Experimental protocol
Seven healthy male adults with prior experience walking with the exosuit participated in this study (age 31.0 ± 7.3 years; mass 83.0 ± 7.9 kg; height 1.80 ± 0.04 m; mean ± SD). The Harvard Longwood Medical Area Institutional Review Board approved the study, and all participants provided written informed consent. The study consisted of a single-day experimental session, involving walking on a treadmill at 1.50 m s− 1 carrying a loaded military rucksack with a total mass of 6.8 kg, with and without wearing the exosuit (Fig. 4). Note that a fixed walking speed was used in this study, because variation in walking speed by itself may change the positive ankle augmentation power. The amount of load carried during this experiment was selected to not induce fatigue in the participants.

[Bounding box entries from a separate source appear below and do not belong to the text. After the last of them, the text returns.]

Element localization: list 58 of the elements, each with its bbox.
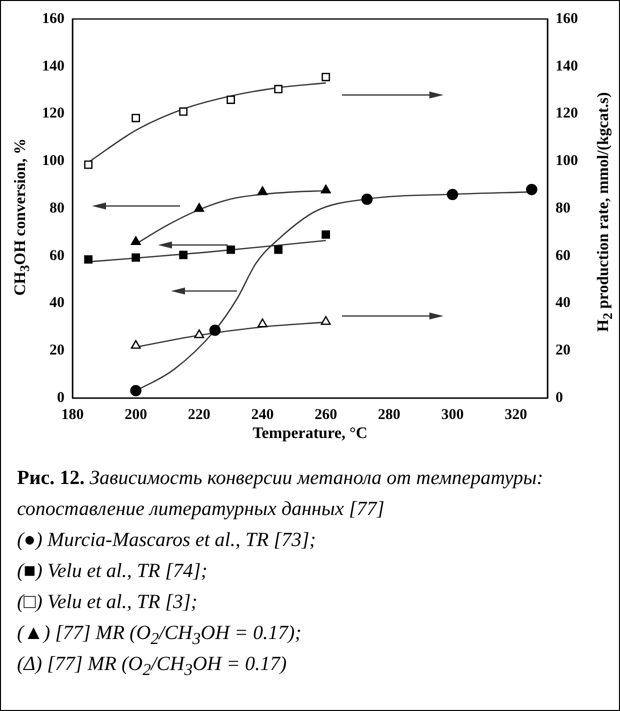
y2-tick-label: 100 — [556, 153, 578, 169]
x-tick-label: 280 — [378, 406, 400, 423]
y2-tick-label: 140 — [556, 58, 578, 74]
x-tick-label: 300 — [441, 406, 464, 423]
y2-tick-label: 160 — [556, 10, 578, 27]
point — [361, 194, 373, 205]
y2-tick-label: 0 — [556, 390, 563, 406]
x-tick-label: 320 — [504, 406, 528, 423]
x-tick-label: 180 — [61, 406, 84, 423]
point — [322, 230, 330, 239]
x-tick-label: 200 — [124, 406, 148, 423]
x-tick-label: 240 — [251, 406, 274, 423]
point — [179, 250, 188, 260]
point — [194, 203, 204, 212]
point — [132, 114, 140, 122]
y-tick-label: 120 — [42, 106, 64, 122]
y-tick-label: 100 — [42, 153, 64, 169]
y-tick-label: 20 — [50, 342, 64, 358]
point — [322, 72, 330, 82]
y-tick-label: 80 — [50, 200, 64, 216]
y2-tick-label: 120 — [556, 106, 578, 122]
text: (●) Murcia-Mascaros et al., TR [73]; — [17, 529, 316, 551]
point — [274, 84, 283, 94]
y-tick-label: 40 — [50, 295, 64, 312]
x-axis-title: Temperature, °C — [252, 425, 368, 443]
point — [209, 324, 221, 336]
point — [226, 96, 236, 104]
point — [130, 340, 141, 349]
point — [446, 188, 458, 200]
y2-tick-label: 20 — [556, 342, 570, 358]
point — [194, 329, 204, 338]
point — [526, 184, 538, 196]
point — [84, 255, 93, 264]
point — [320, 316, 331, 325]
y-tick-label: 140 — [42, 58, 64, 74]
y2-tick-label: 60 — [556, 248, 570, 264]
y-tick-label: 60 — [50, 248, 64, 264]
point — [320, 184, 331, 194]
text: (Δ) [77] MR (O$_{2}$/CH$_{3}$OH = 0.17) — [17, 653, 287, 679]
point — [258, 318, 268, 328]
y-tick-label: 160 — [42, 10, 64, 27]
x-tick-label: 260 — [314, 406, 338, 423]
point — [132, 253, 140, 262]
y-tick-label: 0 — [57, 390, 64, 406]
point — [258, 186, 268, 196]
point — [130, 236, 141, 246]
y2-tick-label: 80 — [556, 200, 570, 216]
text: (■) Velu et al., TR [74]; — [17, 560, 208, 582]
point — [274, 246, 283, 254]
text: (▲) [77] MR (O$_{2}$/CH$_{3}$OH = 0.17); — [17, 622, 302, 648]
point — [130, 385, 142, 396]
text: Рис. 12. Зависимость конверсии метанола от температуры: сопоставление литературных данных [77] — [17, 467, 544, 520]
x-tick-label: 220 — [188, 406, 210, 423]
point — [84, 160, 93, 169]
text: (□) Velu et al., TR [3]; — [17, 591, 198, 613]
y2-tick-label: 40 — [556, 295, 570, 312]
point — [179, 107, 188, 116]
point — [226, 246, 236, 254]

At the beginning of the session, a 4-min standing trial was performed to collect steady-state standing metabolic cost. Participants then underwent a 15-min control parameter tuning process explained above. After the tuning process, participants completed three 5-min experimental conditions: loaded walking with the exosuit unpowered (EXO-OFF), loaded walking with the exosuit active using individualized parameters found by the augmentation-power-based parameter tuning (EXO-ON), and loaded walking without wearing the exosuit (NO-DEVICE). The two exosuit conditions were randomized, but NO-DEVICE condition was always completed last to minimize exosuit donning and doffing time during the session.
Measurement and data processing
A portable indirect calorimetry system (K4b2, COSMED, Rome, Italy) was used to measure the metabolic cost of walking. Metabolic power was calculated using a modified Brockway equation [37] and averaged over the last 2 min of each condition. For each walking condition, net metabolic rate was calculated by subtracting the metabolic power during standing and then normalized to each participant’s body mass. Percent net metabolic benefit was calculated as the reduction in net metabolic rate for EXO-ON condition compared to NO-DEVICE condition, while gross metabolic benefit was calculated compared to EXO-OFF condition:
$$ Net\ Metabolic\ Benefit\ \left[\%\right]=\frac{\left(N{O}_{DEVICE}\right)-\left( EX{O}_{ON}\right)}{\left(N{O}_{DEVICE}\right)-(STANDING)}\times 100\% $$
$$ Gross\ Metabolic\ Benefit\ \left[\%\right]=\frac{\left( EXO\_ OFF\right)-\left( EXO\_ ON\right)}{\left( EXO\_ OFF\right)-(STANDING)}\times 100\% $$
Inter-subject mean and standard error of the mean (SEM) were calculated for the net metabolic rate and the percent metabolic reduction. Two-sided paired t-tests (significance level α = 0.01; MATLAB, MathWorks Inc., Natick, MA, USA) were used to test statistical significance of the difference in net metabolic rate between two conditions.